Some polygamy opponents are opposed to the plan to locate the facility in Colorado City, Ariz. They contend it should be nearby but not where members of that community and adjoining Hildale, Utah, could be seen going for help.
Douglas White, a Bountiful lawyer who represents Tapestry Against Polygamy, which is fighting to stop abuses in the polygamous community, said the plans are positive steps, but the substation should be where residents could go without being spotted.
He also contends the polygamist law enforcement officers in the two towns should be fired.
"People don't think of them as law enforcement," White said. "They think of them as bodyguards for the prophet" of the Fundamentalist Church of Jesus Christ of Latter-day Saints. Most of the 6,000 residents of Colorado City and Hildale are members of the FLDS church, which embraces polygamy.
"If they're looking for a place where victims could come for safe haven, they need to do more study," Mohave County (Ariz.) Supervisor Buster Johnson said.

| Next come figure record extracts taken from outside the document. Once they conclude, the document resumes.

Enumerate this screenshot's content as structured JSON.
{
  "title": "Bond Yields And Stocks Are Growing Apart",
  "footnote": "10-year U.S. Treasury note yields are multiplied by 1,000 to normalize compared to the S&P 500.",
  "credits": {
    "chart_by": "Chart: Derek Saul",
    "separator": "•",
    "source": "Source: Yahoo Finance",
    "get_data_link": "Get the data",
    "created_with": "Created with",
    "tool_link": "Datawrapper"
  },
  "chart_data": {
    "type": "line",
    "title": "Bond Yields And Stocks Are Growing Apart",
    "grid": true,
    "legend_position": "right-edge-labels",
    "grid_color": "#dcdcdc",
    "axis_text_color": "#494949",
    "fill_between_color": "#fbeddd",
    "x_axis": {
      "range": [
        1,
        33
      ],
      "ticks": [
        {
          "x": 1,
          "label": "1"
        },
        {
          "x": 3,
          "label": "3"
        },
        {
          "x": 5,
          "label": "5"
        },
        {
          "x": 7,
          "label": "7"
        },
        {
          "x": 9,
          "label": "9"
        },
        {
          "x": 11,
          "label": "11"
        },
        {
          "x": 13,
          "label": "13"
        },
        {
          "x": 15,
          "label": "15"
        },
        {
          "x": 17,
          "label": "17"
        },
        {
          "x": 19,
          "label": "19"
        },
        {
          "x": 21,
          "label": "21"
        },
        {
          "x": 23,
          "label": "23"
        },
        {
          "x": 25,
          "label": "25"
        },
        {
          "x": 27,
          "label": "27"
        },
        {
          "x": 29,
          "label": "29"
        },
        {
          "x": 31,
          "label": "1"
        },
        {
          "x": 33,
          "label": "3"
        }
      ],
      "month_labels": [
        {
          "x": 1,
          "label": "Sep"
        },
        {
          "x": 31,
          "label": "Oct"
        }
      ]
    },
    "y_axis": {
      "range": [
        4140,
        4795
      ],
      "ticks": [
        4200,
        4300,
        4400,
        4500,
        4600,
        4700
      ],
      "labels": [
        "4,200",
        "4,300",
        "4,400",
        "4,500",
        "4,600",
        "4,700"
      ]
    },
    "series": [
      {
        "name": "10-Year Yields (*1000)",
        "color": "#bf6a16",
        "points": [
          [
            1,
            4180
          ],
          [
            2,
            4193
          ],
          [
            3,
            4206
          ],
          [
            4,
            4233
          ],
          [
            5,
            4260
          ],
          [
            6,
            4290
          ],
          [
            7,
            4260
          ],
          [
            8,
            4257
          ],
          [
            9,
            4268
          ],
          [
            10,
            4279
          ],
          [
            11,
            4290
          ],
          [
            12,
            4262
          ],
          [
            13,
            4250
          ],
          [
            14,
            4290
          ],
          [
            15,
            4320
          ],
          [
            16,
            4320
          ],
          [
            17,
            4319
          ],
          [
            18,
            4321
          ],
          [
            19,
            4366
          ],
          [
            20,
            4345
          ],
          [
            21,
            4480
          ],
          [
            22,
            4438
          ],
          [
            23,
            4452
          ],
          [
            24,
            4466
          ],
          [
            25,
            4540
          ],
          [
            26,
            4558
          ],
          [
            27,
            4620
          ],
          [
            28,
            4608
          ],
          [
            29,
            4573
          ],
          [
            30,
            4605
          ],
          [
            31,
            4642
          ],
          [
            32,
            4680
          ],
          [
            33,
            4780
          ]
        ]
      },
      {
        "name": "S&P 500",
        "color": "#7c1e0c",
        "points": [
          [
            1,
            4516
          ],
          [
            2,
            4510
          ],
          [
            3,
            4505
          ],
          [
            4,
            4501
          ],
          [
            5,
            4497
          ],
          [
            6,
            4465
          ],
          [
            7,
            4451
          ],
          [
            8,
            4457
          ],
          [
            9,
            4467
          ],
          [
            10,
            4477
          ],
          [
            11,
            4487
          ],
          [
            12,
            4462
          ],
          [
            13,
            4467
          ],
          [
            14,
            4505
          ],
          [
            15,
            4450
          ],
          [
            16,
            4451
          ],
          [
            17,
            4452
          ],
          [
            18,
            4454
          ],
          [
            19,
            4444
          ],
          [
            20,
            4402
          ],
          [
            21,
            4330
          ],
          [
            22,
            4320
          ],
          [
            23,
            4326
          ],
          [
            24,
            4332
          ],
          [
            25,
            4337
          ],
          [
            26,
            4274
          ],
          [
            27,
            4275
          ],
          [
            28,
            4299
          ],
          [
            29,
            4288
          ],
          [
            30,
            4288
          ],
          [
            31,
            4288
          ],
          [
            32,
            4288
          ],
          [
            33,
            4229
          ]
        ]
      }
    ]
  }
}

He fears there could be a backlash if the county builds a center big enough to accommodate all the offices and residents don't come for help because they fear being seen and forced to return home, where they could be punished for trying to leave.

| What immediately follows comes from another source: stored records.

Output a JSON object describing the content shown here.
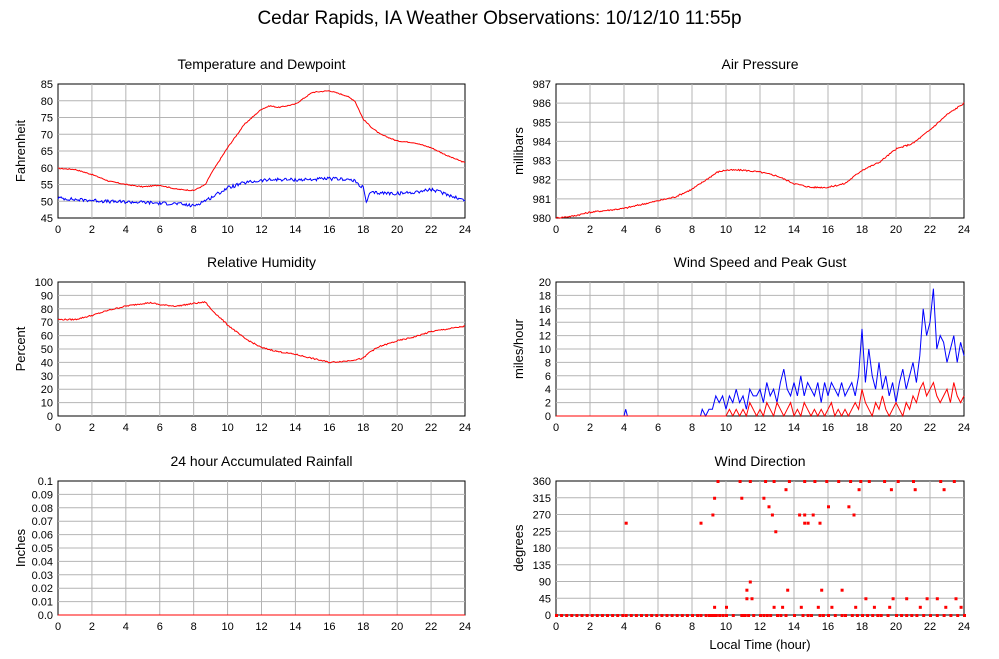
{
  "page_title": "Cedar Rapids, IA Weather Observations: 10/12/10 11:55p",
  "colors": {
    "red": "#ff0000",
    "blue": "#0000ff",
    "grid": "#b4b4b4"
  },
  "chart_data": [
    {
      "id": "temp",
      "type": "line",
      "title": "Temperature and Dewpoint",
      "ylabel": "Fahrenheit",
      "xlabel": "",
      "xlim": [
        0,
        24
      ],
      "ylim": [
        45,
        85
      ],
      "yticks": [
        45,
        50,
        55,
        60,
        65,
        70,
        75,
        80,
        85
      ],
      "grid": true,
      "series": [
        {
          "color": "#ff0000",
          "noise": 0.15,
          "x": [
            0,
            1,
            2,
            3,
            4,
            5,
            6,
            7,
            8,
            8.7,
            9,
            10,
            11,
            12,
            12.5,
            13,
            14,
            15,
            16,
            17,
            17.5,
            18,
            18.5,
            19,
            20,
            21,
            22,
            23,
            24
          ],
          "values": [
            59.8,
            59.5,
            58,
            56,
            55,
            54.3,
            54.8,
            53.6,
            53.2,
            55,
            58,
            66,
            73,
            77.5,
            78.5,
            78,
            79,
            82.5,
            83,
            81.5,
            80,
            74.5,
            72,
            70,
            68,
            67.5,
            66,
            63.5,
            61.5
          ]
        },
        {
          "color": "#0000ff",
          "noise": 0.5,
          "x": [
            0,
            1,
            2,
            3,
            4,
            5,
            6,
            7,
            8,
            9,
            10,
            11,
            12,
            13,
            14,
            15,
            16,
            17,
            17.5,
            18,
            18.2,
            18.4,
            19,
            20,
            21,
            22,
            23,
            24
          ],
          "values": [
            51,
            50.5,
            50.3,
            49.9,
            49.8,
            49.7,
            49.4,
            49.3,
            48.6,
            51,
            54,
            55.5,
            56.2,
            56.5,
            56.4,
            56.5,
            56.7,
            56.6,
            56,
            54,
            49.5,
            52.5,
            52.5,
            52.3,
            52.7,
            53.5,
            52,
            50.2
          ]
        }
      ]
    },
    {
      "id": "pressure",
      "type": "line",
      "title": "Air Pressure",
      "ylabel": "millibars",
      "xlabel": "",
      "xlim": [
        0,
        24
      ],
      "ylim": [
        980,
        987
      ],
      "yticks": [
        980,
        981,
        982,
        983,
        984,
        985,
        986,
        987
      ],
      "grid": true,
      "series": [
        {
          "color": "#ff0000",
          "noise": 0.04,
          "x": [
            0,
            1,
            2,
            3,
            4,
            5,
            6,
            7,
            8,
            9,
            9.5,
            10,
            11,
            12,
            13,
            14,
            15,
            16,
            17,
            18,
            19,
            20,
            21,
            22,
            23,
            24
          ],
          "values": [
            980.0,
            980.1,
            980.3,
            980.4,
            980.5,
            980.7,
            980.9,
            981.1,
            981.5,
            982.1,
            982.4,
            982.5,
            982.5,
            982.4,
            982.2,
            981.8,
            981.6,
            981.6,
            981.8,
            982.5,
            982.9,
            983.6,
            983.9,
            984.6,
            985.4,
            986.0
          ]
        }
      ]
    },
    {
      "id": "humidity",
      "type": "line",
      "title": "Relative Humidity",
      "ylabel": "Percent",
      "xlabel": "",
      "xlim": [
        0,
        24
      ],
      "ylim": [
        0,
        100
      ],
      "yticks": [
        0,
        10,
        20,
        30,
        40,
        50,
        60,
        70,
        80,
        90,
        100
      ],
      "grid": true,
      "series": [
        {
          "color": "#ff0000",
          "noise": 0.5,
          "x": [
            0,
            1,
            2,
            3,
            4,
            5,
            5.5,
            6,
            7,
            8,
            8.7,
            9,
            10,
            11,
            12,
            13,
            14,
            15,
            16,
            17,
            17.5,
            18,
            18.4,
            19,
            20,
            21,
            22,
            23,
            24
          ],
          "values": [
            72,
            72,
            75,
            79,
            82,
            84,
            84.5,
            83,
            82,
            84,
            85,
            80,
            68,
            58,
            51,
            48,
            46,
            43,
            40,
            41,
            42,
            43,
            48,
            52,
            56,
            59,
            63,
            65,
            67
          ]
        }
      ]
    },
    {
      "id": "wind",
      "type": "line",
      "title": "Wind Speed and Peak Gust",
      "ylabel": "miles/hour",
      "xlabel": "",
      "xlim": [
        0,
        24
      ],
      "ylim": [
        0,
        20
      ],
      "yticks": [
        0,
        2,
        4,
        6,
        8,
        10,
        12,
        14,
        16,
        18,
        20
      ],
      "grid": true,
      "series": [
        {
          "color": "#0000ff",
          "noise": 0,
          "x": [
            0,
            4,
            4.1,
            4.2,
            4.3,
            8.3,
            8.5,
            8.6,
            8.8,
            9,
            9.2,
            9.4,
            9.6,
            9.8,
            10,
            10.2,
            10.4,
            10.6,
            10.8,
            11,
            11.2,
            11.4,
            11.6,
            11.8,
            12,
            12.2,
            12.4,
            12.6,
            12.8,
            13,
            13.2,
            13.4,
            13.6,
            13.8,
            14,
            14.2,
            14.4,
            14.6,
            14.8,
            15,
            15.2,
            15.4,
            15.6,
            15.8,
            16,
            16.2,
            16.4,
            16.6,
            16.8,
            17,
            17.2,
            17.4,
            17.6,
            17.8,
            18,
            18.2,
            18.4,
            18.6,
            18.8,
            19,
            19.2,
            19.4,
            19.6,
            19.8,
            20,
            20.2,
            20.4,
            20.6,
            20.8,
            21,
            21.2,
            21.4,
            21.6,
            21.8,
            22,
            22.2,
            22.4,
            22.6,
            22.8,
            23,
            23.2,
            23.4,
            23.6,
            23.8,
            24
          ],
          "values": [
            0,
            0,
            1,
            0,
            0,
            0,
            0,
            1,
            0,
            1,
            1,
            3,
            2,
            3,
            1,
            3,
            2,
            4,
            2,
            3,
            1,
            4,
            3,
            3,
            4,
            2,
            5,
            3,
            4,
            2,
            5,
            7,
            4,
            3,
            5,
            3,
            6,
            3,
            5,
            4,
            3,
            5,
            2,
            5,
            3,
            5,
            4,
            3,
            5,
            3,
            4,
            5,
            3,
            6,
            13,
            5,
            10,
            6,
            4,
            8,
            4,
            6,
            3,
            5,
            2,
            5,
            7,
            4,
            6,
            8,
            5,
            9,
            16,
            12,
            14,
            19,
            10,
            12,
            11,
            8,
            10,
            12,
            8,
            11,
            9
          ]
        },
        {
          "color": "#ff0000",
          "noise": 0,
          "x": [
            0,
            9.5,
            10,
            10.2,
            10.4,
            10.6,
            10.8,
            11,
            11.2,
            11.4,
            11.6,
            11.8,
            12,
            12.2,
            12.4,
            12.6,
            12.8,
            13,
            13.2,
            13.4,
            13.6,
            13.8,
            14,
            14.2,
            14.4,
            14.6,
            14.8,
            15,
            15.2,
            15.4,
            15.6,
            15.8,
            16,
            16.2,
            16.4,
            16.6,
            16.8,
            17,
            17.2,
            17.4,
            17.6,
            17.8,
            18,
            18.2,
            18.4,
            18.6,
            18.8,
            19,
            19.2,
            19.4,
            19.6,
            19.8,
            20,
            20.2,
            20.4,
            20.6,
            20.8,
            21,
            21.2,
            21.4,
            21.6,
            21.8,
            22,
            22.2,
            22.4,
            22.6,
            22.8,
            23,
            23.2,
            23.4,
            23.6,
            23.8,
            24
          ],
          "values": [
            0,
            0,
            0,
            1,
            0,
            1,
            0,
            1,
            0,
            2,
            1,
            0,
            1,
            0,
            2,
            1,
            0,
            2,
            1,
            0,
            1,
            2,
            0,
            1,
            0,
            2,
            1,
            0,
            1,
            0,
            1,
            0,
            1,
            2,
            0,
            1,
            0,
            1,
            0,
            1,
            2,
            1,
            4,
            2,
            1,
            0,
            2,
            1,
            3,
            1,
            0,
            1,
            2,
            1,
            0,
            2,
            1,
            3,
            2,
            4,
            5,
            3,
            4,
            5,
            3,
            2,
            3,
            4,
            2,
            5,
            3,
            2,
            3
          ]
        }
      ]
    },
    {
      "id": "rain",
      "type": "line",
      "title": "24 hour Accumulated Rainfall",
      "ylabel": "Inches",
      "xlabel": "",
      "xlim": [
        0,
        24
      ],
      "ylim": [
        0,
        0.1
      ],
      "yticks": [
        0.0,
        0.01,
        0.02,
        0.03,
        0.04,
        0.05,
        0.06,
        0.07,
        0.08,
        0.09,
        0.1
      ],
      "ytick_labels": [
        "0.0",
        "0.01",
        "0.02",
        "0.03",
        "0.04",
        "0.05",
        "0.06",
        "0.07",
        "0.08",
        "0.09",
        "0.1"
      ],
      "grid": true,
      "series": [
        {
          "color": "#ff0000",
          "noise": 0,
          "x": [
            0,
            24
          ],
          "values": [
            0,
            0
          ]
        }
      ]
    },
    {
      "id": "direction",
      "type": "scatter",
      "title": "Wind Direction",
      "ylabel": "degrees",
      "xlabel": "Local Time (hour)",
      "xlim": [
        0,
        24
      ],
      "ylim": [
        0,
        360
      ],
      "yticks": [
        0,
        45,
        90,
        135,
        180,
        225,
        270,
        315,
        360
      ],
      "grid": true,
      "series": [
        {
          "color": "#ff0000",
          "x": [
            0.0,
            0.3,
            0.6,
            0.9,
            1.2,
            1.5,
            1.8,
            2.1,
            2.4,
            2.7,
            3.0,
            3.3,
            3.6,
            3.9,
            4.1,
            4.4,
            4.7,
            5.0,
            5.3,
            5.6,
            5.9,
            6.2,
            6.5,
            6.8,
            7.1,
            7.4,
            7.7,
            8.0,
            8.3,
            8.5,
            8.8,
            9.0,
            9.1,
            9.2,
            9.3,
            9.4,
            9.6,
            9.8,
            10.0,
            10.4,
            10.9,
            11.0,
            11.1,
            11.3,
            11.6,
            12.0,
            12.2,
            12.4,
            12.6,
            13.0,
            13.2,
            13.5,
            14.0,
            14.5,
            14.8,
            15.0,
            15.5,
            15.7,
            16.0,
            16.4,
            16.8,
            17.0,
            17.4,
            17.7,
            18.0,
            18.3,
            18.6,
            18.9,
            19.1,
            19.5,
            20.0,
            20.3,
            20.6,
            20.9,
            21.2,
            21.6,
            22.0,
            22.4,
            22.8,
            23.2,
            23.6,
            24.0,
            4.1,
            8.5,
            9.2,
            9.5,
            10.8,
            11.4,
            12.3,
            12.8,
            13.7,
            14.6,
            15.2,
            15.9,
            16.6,
            17.3,
            17.9,
            18.4,
            19.3,
            20.1,
            21.0,
            22.6,
            23.4,
            9.3,
            10.0,
            11.2,
            11.5,
            12.8,
            13.3,
            14.4,
            15.4,
            16.2,
            17.6,
            18.7,
            19.6,
            21.4,
            22.9,
            23.8,
            11.2,
            11.4,
            13.6,
            15.6,
            16.8,
            18.2,
            19.8,
            20.6,
            21.8,
            22.4,
            23.5,
            12.5,
            12.7,
            14.3,
            14.6,
            15.1,
            15.5,
            17.2,
            17.5,
            12.9,
            14.6,
            14.8,
            16.0,
            9.3,
            10.9,
            12.2,
            13.5,
            17.8,
            19.7,
            21.1,
            22.8
          ],
          "values": [
            0,
            0,
            0,
            0,
            0,
            0,
            0,
            0,
            0,
            0,
            0,
            0,
            0,
            0,
            0,
            0,
            0,
            0,
            0,
            0,
            0,
            0,
            0,
            0,
            0,
            0,
            0,
            0,
            0,
            0,
            0,
            0,
            0,
            0,
            0,
            0,
            0,
            0,
            0,
            0,
            0,
            0,
            0,
            0,
            0,
            0,
            0,
            0,
            0,
            0,
            0,
            0,
            0,
            0,
            0,
            0,
            0,
            0,
            0,
            0,
            0,
            0,
            0,
            0,
            0,
            0,
            0,
            0,
            0,
            0,
            0,
            0,
            0,
            0,
            0,
            0,
            0,
            0,
            0,
            0,
            0,
            0,
            248,
            248,
            270,
            360,
            360,
            360,
            360,
            360,
            360,
            360,
            360,
            360,
            360,
            360,
            360,
            360,
            360,
            360,
            360,
            360,
            360,
            22,
            22,
            45,
            45,
            22,
            22,
            22,
            22,
            22,
            22,
            22,
            22,
            22,
            22,
            22,
            68,
            90,
            68,
            68,
            68,
            45,
            45,
            45,
            45,
            45,
            45,
            292,
            270,
            270,
            248,
            270,
            248,
            292,
            270,
            225,
            270,
            248,
            292,
            315,
            315,
            315,
            338,
            338,
            338,
            338,
            338
          ]
        }
      ]
    }
  ]
}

Under tentative plans, deputies from the two states would be stationed at the court, which would be authorized to help out on both sides of the border.

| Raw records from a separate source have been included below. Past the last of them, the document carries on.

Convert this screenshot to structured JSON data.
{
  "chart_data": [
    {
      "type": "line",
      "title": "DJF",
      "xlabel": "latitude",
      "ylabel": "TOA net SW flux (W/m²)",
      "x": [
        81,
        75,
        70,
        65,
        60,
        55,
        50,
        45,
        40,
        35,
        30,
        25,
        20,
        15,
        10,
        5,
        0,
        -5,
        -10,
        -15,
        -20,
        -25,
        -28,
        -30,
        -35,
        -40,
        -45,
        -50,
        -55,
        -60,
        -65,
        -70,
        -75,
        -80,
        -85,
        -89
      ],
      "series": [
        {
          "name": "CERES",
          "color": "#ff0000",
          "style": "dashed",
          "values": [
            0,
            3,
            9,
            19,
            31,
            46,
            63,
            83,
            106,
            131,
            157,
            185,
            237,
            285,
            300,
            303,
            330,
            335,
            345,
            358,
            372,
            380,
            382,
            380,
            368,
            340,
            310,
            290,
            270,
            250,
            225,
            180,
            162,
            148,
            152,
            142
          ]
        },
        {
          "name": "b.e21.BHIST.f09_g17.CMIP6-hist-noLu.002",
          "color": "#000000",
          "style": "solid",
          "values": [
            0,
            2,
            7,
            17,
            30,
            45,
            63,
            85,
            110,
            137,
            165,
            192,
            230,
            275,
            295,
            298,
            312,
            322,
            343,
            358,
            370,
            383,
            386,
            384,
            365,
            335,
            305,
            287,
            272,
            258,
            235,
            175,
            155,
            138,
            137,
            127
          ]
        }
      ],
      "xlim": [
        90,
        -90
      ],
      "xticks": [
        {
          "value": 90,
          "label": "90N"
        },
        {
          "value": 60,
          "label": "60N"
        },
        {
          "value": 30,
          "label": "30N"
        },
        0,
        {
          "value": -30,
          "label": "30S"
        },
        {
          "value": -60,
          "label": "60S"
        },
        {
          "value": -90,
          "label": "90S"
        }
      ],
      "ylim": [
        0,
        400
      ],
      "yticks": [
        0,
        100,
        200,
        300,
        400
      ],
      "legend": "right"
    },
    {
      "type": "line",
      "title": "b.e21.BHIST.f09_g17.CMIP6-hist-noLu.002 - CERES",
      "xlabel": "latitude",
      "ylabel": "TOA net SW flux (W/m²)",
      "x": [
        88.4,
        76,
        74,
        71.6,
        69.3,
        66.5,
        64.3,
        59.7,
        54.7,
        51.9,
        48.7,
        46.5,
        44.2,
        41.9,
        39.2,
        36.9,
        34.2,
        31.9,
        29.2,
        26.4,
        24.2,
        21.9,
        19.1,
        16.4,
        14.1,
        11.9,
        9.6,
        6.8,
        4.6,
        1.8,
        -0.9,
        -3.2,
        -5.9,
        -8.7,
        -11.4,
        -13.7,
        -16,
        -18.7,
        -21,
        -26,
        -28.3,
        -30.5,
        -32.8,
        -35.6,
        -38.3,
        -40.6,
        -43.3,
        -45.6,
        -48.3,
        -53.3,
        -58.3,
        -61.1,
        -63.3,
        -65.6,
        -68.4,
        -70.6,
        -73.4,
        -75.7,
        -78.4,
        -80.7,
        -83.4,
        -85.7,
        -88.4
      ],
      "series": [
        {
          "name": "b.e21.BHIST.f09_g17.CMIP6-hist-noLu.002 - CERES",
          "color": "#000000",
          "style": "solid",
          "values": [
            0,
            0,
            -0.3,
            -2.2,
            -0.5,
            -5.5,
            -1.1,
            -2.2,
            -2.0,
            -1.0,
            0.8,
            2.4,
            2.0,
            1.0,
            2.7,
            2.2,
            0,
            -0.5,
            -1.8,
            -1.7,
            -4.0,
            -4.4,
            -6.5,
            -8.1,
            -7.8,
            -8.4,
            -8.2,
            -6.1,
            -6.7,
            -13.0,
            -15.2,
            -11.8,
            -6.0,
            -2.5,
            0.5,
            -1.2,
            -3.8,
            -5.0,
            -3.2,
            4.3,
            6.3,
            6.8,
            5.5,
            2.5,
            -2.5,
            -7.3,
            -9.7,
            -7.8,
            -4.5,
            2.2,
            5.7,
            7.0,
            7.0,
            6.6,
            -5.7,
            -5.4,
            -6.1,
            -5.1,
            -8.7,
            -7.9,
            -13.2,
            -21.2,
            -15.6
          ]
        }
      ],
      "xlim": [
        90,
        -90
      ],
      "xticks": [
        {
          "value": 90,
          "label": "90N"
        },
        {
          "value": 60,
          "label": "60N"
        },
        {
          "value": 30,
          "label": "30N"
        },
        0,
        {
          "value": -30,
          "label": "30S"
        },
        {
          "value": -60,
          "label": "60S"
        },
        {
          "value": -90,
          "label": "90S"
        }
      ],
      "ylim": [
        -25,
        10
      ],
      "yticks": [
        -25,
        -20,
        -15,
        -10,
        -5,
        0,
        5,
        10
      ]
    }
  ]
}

The plans would allow Utah to beef up its law enforcement patrols in the area, Washington County Sheriff Kirk Smith said.
Plans for a new justice of the peace court in Mohave County have been in the works for several years, according to Mojave County Supervisor Pete Byers, who represents the northern Arizona district that includes Colorado City.
He said supervisors want to put the new court in a more convenient location for county residents than the current one, which is in a doublewide trailer in Moccasin.
The substation agreement is a recent addition to the court plans and came out of a summit in August at which Utah and Arizona officials discussed how to tackle problems related to polygamy, such as welfare fraud, forced marriages and child and sexual abuse.
During the efforts to gain statehood for Utah, The Church of Jesus Christ of Latter-day Saints abandoned polygamy, and plural marriage was banned in the Utah Constitution. The Mormon church now excommunicates those who openly advocate or practice it, but there are believed to be tens of thousands of polygamists in the region.